O buraco negro recentemente descoberto foi achado no aglomerado de milhares de estrelas NGC 1850, a cerca de 160 mil anos-luz, dentro da Grande Nuvem de Magalhães, vizinha de nossa galáxia, informa o portal Phys.org.
O novo corpo celeste aparenta ser 11 vezes mais massivo que o nosso Sol e tem influência gravitacional sobre cinco estrelas de massa solar em sua órbita, o que permitiu aos astrônomos descobrirem sua existência.
Astrônomos já haviam anteriormente detectado buracos negros pequenos de "massa estelar" em outras galáxias, captando o brilho dos raios X emitidos enquanto esses corpos engoliam matéria, ou das ondas gravitacionais geradas quando os buracos negros se chocam uns com os outros ou com estrelas de nêutrons.
No entanto, a maioria dos buracos negros de massa estelar não faz notar sua presença através de raios X ou ondas gravitacionais, sendo que "a grande maioria só pode ser desvendada dinamicamente [...] Quando eles [buracos negros] formam um sistema com uma estrela, eles afetarão seu movimento de forma sutil, mas detectável, assim podemos encontrá-los com instrumentos sofisticados", diz Stefan Dreizler, um membro da equipe da Universidade de Gottingen, na Alemanha, citado na matéria.
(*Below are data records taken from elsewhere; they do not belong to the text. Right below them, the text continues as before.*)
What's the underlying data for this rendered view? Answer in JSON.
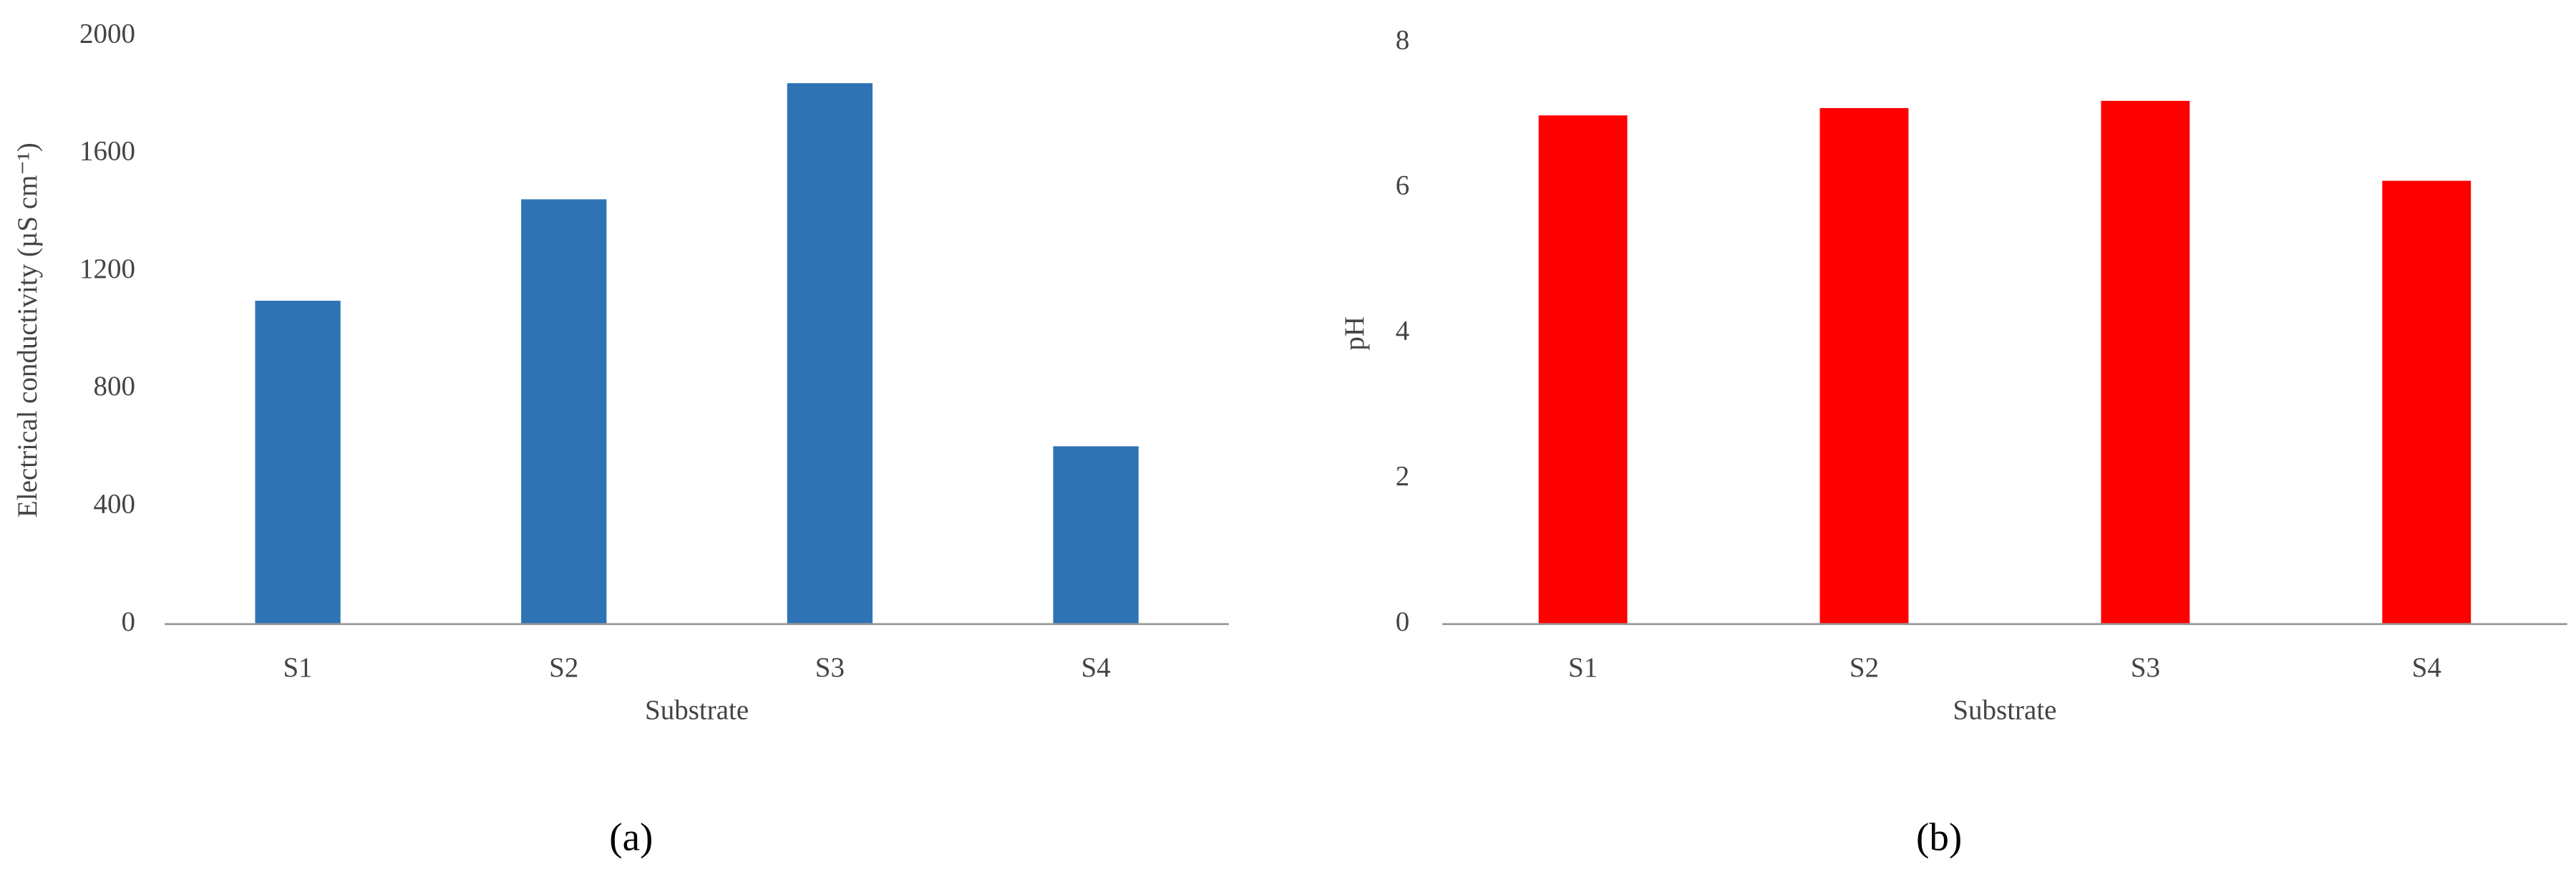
{
  "chart_data": [
    {
      "type": "bar",
      "panel_label": "(a)",
      "xlabel": "Substrate",
      "ylabel": "Electrical conductivity (µS cm⁻¹)",
      "categories": [
        "S1",
        "S2",
        "S3",
        "S4"
      ],
      "values": [
        1100,
        1445,
        1840,
        605
      ],
      "color": "#2e74b5",
      "ylim": [
        0,
        2000
      ],
      "yticks": [
        0,
        400,
        800,
        1200,
        1600,
        2000
      ],
      "grid": false
    },
    {
      "type": "bar",
      "panel_label": "(b)",
      "xlabel": "Substrate",
      "ylabel": "pH",
      "categories": [
        "S1",
        "S2",
        "S3",
        "S4"
      ],
      "values": [
        7.0,
        7.1,
        7.2,
        6.1
      ],
      "color": "#ff0000",
      "ylim": [
        0,
        8
      ],
      "yticks": [
        0,
        2,
        4,
        6,
        8
      ],
      "grid": false
    }
  ]
}
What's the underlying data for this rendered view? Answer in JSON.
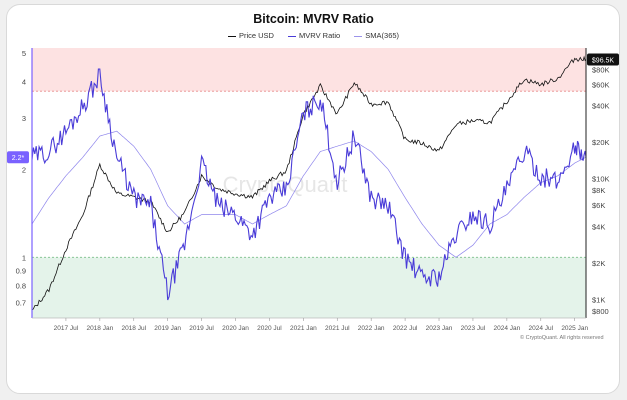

O achado no aglomerado NGC 1850 marca a primeira vez que um buraco negro é encontrado dentro de um jovem aglomerado de estrelas, neste caso de apenas cerca de 100 milhões de anos. Usando o método dinâmico mencionado acima, os cientistas poderiam desvendar ainda mais buracos negros jovens e descobrir mais sobre como eles evoluem.